Obesity-related immune mediated systemic inflammation was associated with the development of the metabolic syndrome by induction of the tryptophan (TRP)–kynurenine (KYN) pathway. The study aimed to assess whether this holds true across the lifespan from juvenility to adulthood.
Design and Methods
Five hundred twenty-seven participants aged between 10 and 65 years were analyzed. Standard anthropometric measures, carotid ultrasound, and laboratory analysis including interleukin-6, ultra-sensitive C-reactive protein, lipids, glucose metabolism, neopterin, TRP, KYN levels, and the KYN/TRP ratio were performed.

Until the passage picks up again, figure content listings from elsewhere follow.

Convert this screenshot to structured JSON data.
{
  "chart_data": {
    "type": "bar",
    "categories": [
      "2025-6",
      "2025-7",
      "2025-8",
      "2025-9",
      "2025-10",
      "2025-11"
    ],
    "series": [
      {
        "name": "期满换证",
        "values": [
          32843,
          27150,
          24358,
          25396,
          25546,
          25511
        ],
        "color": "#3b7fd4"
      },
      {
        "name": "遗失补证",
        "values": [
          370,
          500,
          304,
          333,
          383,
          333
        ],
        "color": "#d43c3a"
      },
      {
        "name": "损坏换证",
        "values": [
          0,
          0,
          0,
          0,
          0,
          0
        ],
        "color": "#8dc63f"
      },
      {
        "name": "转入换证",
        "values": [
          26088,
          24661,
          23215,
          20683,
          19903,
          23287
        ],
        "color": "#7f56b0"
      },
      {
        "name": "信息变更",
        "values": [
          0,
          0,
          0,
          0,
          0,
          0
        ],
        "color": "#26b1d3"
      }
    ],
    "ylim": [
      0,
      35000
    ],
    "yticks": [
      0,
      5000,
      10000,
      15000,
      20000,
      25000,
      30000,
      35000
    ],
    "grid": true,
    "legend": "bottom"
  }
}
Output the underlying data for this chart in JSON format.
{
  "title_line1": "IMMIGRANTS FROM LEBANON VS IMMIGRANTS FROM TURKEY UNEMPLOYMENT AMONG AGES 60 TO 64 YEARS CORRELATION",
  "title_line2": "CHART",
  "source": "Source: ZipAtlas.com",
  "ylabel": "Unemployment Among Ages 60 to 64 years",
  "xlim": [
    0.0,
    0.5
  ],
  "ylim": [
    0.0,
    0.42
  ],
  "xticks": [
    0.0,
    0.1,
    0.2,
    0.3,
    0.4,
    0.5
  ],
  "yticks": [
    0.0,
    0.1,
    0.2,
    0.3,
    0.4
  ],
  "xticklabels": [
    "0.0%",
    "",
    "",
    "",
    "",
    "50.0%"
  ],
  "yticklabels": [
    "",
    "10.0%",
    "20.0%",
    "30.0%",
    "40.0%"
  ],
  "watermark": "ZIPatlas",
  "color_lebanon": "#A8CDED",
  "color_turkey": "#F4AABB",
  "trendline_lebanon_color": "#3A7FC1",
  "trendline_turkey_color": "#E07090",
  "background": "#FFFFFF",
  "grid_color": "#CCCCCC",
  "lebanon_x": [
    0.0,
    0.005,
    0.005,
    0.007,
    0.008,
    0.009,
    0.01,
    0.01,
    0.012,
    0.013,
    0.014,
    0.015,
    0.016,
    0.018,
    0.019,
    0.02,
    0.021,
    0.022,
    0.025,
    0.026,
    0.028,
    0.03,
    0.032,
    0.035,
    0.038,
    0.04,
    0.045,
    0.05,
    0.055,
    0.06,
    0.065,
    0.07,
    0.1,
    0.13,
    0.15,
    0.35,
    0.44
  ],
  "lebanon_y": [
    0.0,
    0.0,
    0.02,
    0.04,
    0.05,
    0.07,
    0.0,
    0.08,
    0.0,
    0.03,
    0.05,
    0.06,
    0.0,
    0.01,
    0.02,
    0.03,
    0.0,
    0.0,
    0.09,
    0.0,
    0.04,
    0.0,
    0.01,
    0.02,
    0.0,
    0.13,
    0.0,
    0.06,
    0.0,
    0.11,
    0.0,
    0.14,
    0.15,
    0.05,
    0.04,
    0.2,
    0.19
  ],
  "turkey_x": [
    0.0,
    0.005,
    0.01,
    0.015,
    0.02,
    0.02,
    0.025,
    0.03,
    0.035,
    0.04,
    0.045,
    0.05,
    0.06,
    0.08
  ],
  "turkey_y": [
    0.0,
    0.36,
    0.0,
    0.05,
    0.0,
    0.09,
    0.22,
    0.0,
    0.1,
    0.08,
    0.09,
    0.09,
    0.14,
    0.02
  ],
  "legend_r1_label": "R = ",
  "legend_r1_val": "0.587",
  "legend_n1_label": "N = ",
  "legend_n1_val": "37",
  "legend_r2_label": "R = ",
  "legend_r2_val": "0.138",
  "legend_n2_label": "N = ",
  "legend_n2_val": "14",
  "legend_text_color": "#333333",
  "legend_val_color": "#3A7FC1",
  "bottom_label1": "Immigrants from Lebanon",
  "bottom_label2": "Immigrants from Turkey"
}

Overweight/obese (ow/ob) adults had significantly increased KYN serum levels and a significantly increased KYN/TRP ratio. In sharp contrast, ow/ob juvenile males aged ≤18 years showed decreased, females similar KYN and KYN/TRP ratio in comparison to their control counterparts. Also, adult ow/ob subjects with metabolic syndrome showed markedly increased KYN/TRP ratios contrary to decreased KYN/TRP ratios in ow/ob juveniles. Abdominal fat content, characterized by age normalized waist circumference, and not body mass index, had the strongest effect for an increase of the KYN/TRP ratio in adults.
TRP metabolism and obesity-related immune mediated inflammation differs markedly between juveniles and adults. While childhood obesity seems to be dominated by a Th2-driven activation, an accelerated production of Th1-type cytokines may pave the way for later atherosclerotic endpoints.